Congolese politician

Lydie Pongault (born 1959) is a Congolese museum director, financier and politician, who was appointed Minister of Cultural Industry, Tourism, Arts and Leisure of the Republic of Congo on 24 September 2022.

== Biography ==
Born Marie-France Lydie Hélène Pongault in 1959, she studied for diplomas in accounting, management and private law, and subsequently held positions in finance for several years within several Congolese companies, before changing career to focus on culture and the arts.

One of her first roles as financial director was at Les Dépêches de Brazzaville. She was also a financial director for GKM Audit & Conseil. She also held the position of director of the Musée Galerie du Bassin du Congo and the Les manguiers bookstore. As museum director, Pongault worked to extend the international reputation of the institution and its collection. During her tenure she curated several exhibitions, including one on the Kébé-Kébé dance. In 2013, she was appointed as an advisor to the Head of the Department of Culture, Arts and Tourism within the Congolese presidency.
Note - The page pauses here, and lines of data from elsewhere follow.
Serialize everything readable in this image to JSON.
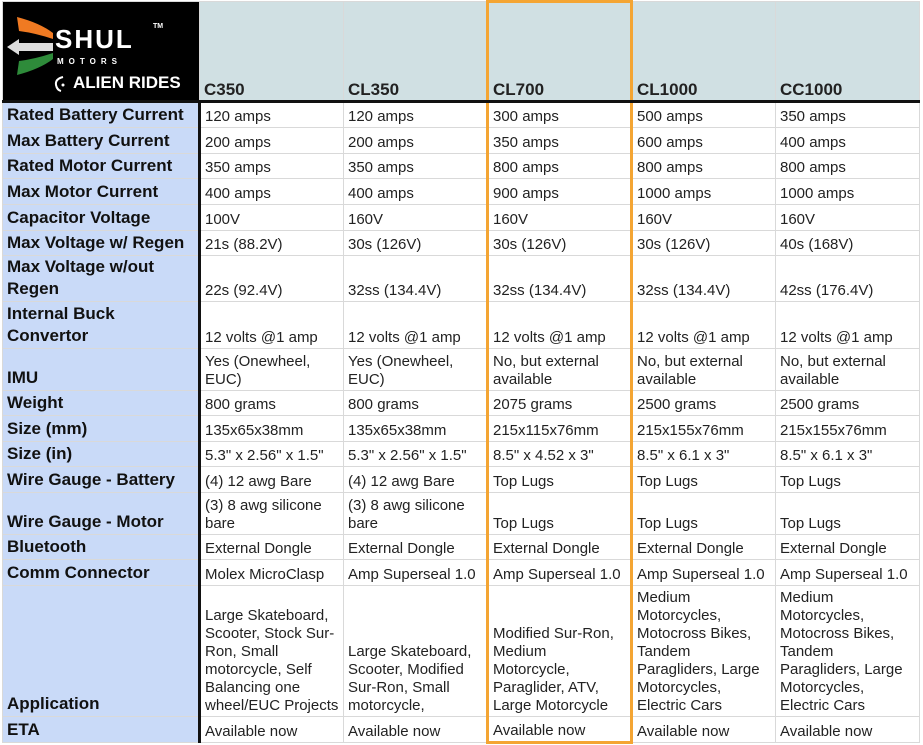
{
  "logo": {
    "brand": "SHUL",
    "tm": "TM",
    "sub": "MOTORS",
    "partner": "ALIEN RIDES",
    "colors": {
      "orange": "#f07a22",
      "green": "#2e8b3a"
    }
  },
  "highlight_color": "#f4a533",
  "columns": [
    "C350",
    "CL350",
    "CL700",
    "CL1000",
    "CC1000"
  ],
  "highlighted_column": "CL700",
  "rows": [
    {
      "label": "Rated Battery Current",
      "values": [
        "120 amps",
        "120 amps",
        "300 amps",
        "500 amps",
        "350 amps"
      ]
    },
    {
      "label": "Max Battery Current",
      "values": [
        "200 amps",
        "200 amps",
        "350 amps",
        "600 amps",
        "400 amps"
      ]
    },
    {
      "label": "Rated Motor Current",
      "values": [
        "350 amps",
        "350 amps",
        "800 amps",
        "800 amps",
        "800 amps"
      ]
    },
    {
      "label": "Max Motor Current",
      "values": [
        "400 amps",
        "400 amps",
        "900 amps",
        "1000 amps",
        "1000 amps"
      ]
    },
    {
      "label": "Capacitor Voltage",
      "values": [
        "100V",
        "160V",
        "160V",
        "160V",
        "160V"
      ]
    },
    {
      "label": "Max Voltage w/ Regen",
      "values": [
        "21s (88.2V)",
        "30s (126V)",
        "30s (126V)",
        "30s (126V)",
        "40s (168V)"
      ]
    },
    {
      "label": "Max Voltage w/out Regen",
      "values": [
        "22s (92.4V)",
        "32ss (134.4V)",
        "32ss (134.4V)",
        "32ss (134.4V)",
        "42ss (176.4V)"
      ]
    },
    {
      "label": "Internal Buck Convertor",
      "values": [
        "12 volts @1 amp",
        "12 volts @1 amp",
        "12 volts @1 amp",
        "12 volts @1 amp",
        "12 volts @1 amp"
      ]
    },
    {
      "label": "IMU",
      "values": [
        "Yes (Onewheel, EUC)",
        "Yes (Onewheel, EUC)",
        "No, but external available",
        "No, but external available",
        "No, but external available"
      ]
    },
    {
      "label": "Weight",
      "values": [
        "800 grams",
        "800 grams",
        "2075 grams",
        "2500 grams",
        "2500 grams"
      ]
    },
    {
      "label": "Size (mm)",
      "values": [
        "135x65x38mm",
        "135x65x38mm",
        "215x115x76mm",
        "215x155x76mm",
        "215x155x76mm"
      ]
    },
    {
      "label": "Size (in)",
      "values": [
        "5.3\" x 2.56\" x 1.5\"",
        "5.3\" x 2.56\" x 1.5\"",
        "8.5\" x 4.52 x 3\"",
        "8.5\" x 6.1 x 3\"",
        "8.5\" x 6.1 x 3\""
      ]
    },
    {
      "label": "Wire Gauge - Battery",
      "values": [
        "(4) 12 awg Bare",
        "(4) 12 awg Bare",
        "Top Lugs",
        "Top Lugs",
        "Top Lugs"
      ]
    },
    {
      "label": "Wire Gauge - Motor",
      "values": [
        "(3) 8 awg silicone bare",
        "(3) 8 awg silicone bare",
        "Top Lugs",
        "Top Lugs",
        "Top Lugs"
      ]
    },
    {
      "label": "Bluetooth",
      "values": [
        "External Dongle",
        "External Dongle",
        "External Dongle",
        "External Dongle",
        "External Dongle"
      ]
    },
    {
      "label": "Comm Connector",
      "values": [
        "Molex MicroClasp",
        "Amp Superseal 1.0",
        "Amp Superseal 1.0",
        "Amp Superseal 1.0",
        "Amp Superseal 1.0"
      ]
    },
    {
      "label": "Application",
      "values": [
        "Large Skateboard, Scooter, Stock Sur-Ron, Small motorcycle, Self Balancing one wheel/EUC Projects",
        "Large Skateboard, Scooter, Modified Sur-Ron, Small motorcycle,",
        "Modified Sur-Ron, Medium Motorcycle, Paraglider, ATV, Large Motorcycle",
        "Medium Motorcycles, Motocross Bikes, Tandem Paragliders, Large Motorcycles, Electric Cars",
        "Medium Motorcycles, Motocross Bikes, Tandem Paragliders, Large Motorcycles, Electric Cars"
      ]
    },
    {
      "label": "ETA",
      "values": [
        "Available now",
        "Available now",
        "Available now",
        "Available now",
        "Available now"
      ]
    }
  ]
}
On 24 September 2022, following a cabinet reshuffle, Pongault joined the second Makosso government as Minister of Cultural Industry, Tourism, Arts and Leisure, replacing Dieudonné Moyongo [fr] and Destinée Doukaga, who had held the respective positions of Minister of Culture and Arts and Minister of Tourism and Leisure in the first Makosso government. As minister she has reiterated the importance of Congolese investment in the arts and tourism for the government.